Why does a state have power over net neutraity? Isn't the Internet national and global? Yes, of course it is. So are environment protections. But when the federal government won't fix a problem, states have to do it. If enough states do the job, the federal government takes note and moves on an issue. More importantly, it shows telcos that the states won't just roll over and service them. This is about who will stand up and say "no" to the telcos first. The federal government punted in 2006 and did nothing. Now the states will have the chance to do the people's work. This is politics. It's a competition for power. And we need our state legislators to represent our power so that we can stop the telcos by any means necessary and protect and open internet.
These are some seriously bad players.

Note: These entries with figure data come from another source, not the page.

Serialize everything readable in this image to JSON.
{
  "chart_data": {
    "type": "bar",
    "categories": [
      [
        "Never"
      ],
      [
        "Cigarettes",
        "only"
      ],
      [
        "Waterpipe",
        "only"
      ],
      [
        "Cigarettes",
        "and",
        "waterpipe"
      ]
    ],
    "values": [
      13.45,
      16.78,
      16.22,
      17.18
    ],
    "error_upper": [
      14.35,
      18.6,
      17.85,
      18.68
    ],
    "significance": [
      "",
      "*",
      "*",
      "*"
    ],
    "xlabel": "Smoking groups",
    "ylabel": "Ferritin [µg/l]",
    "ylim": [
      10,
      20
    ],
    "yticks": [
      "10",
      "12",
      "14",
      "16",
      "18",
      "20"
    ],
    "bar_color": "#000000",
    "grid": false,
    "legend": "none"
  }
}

I'm hanging out with Chris Bowers tonight, and he's telling me how his West Philly neighborhood, because it's predominantly minority and mostly poor, has really bad internet and cable service. They aren't trying to expand cable service to the state, they are trying to cherry pick profitable neighborhoods to serve, and to wreck the internet in the process. They have convinced a whole lot of people to go along with them, because they have spent billions of dollars for decades.
What's frustrating is that InterrupT should not be wrong - good policy options should be debatable assuming good faith from various parties. But that's just not how these players operate, and we can't be charitable towards their intentions when it's very clear that their track record suggests they deserve skepticism. I hope that Granholm does the right thing and doesn't allow this bill through without net neutrality protections. If she doesn't, and this is the sad part of politics, no matter how much you like and respect her, if you use the internet, she has sold you out.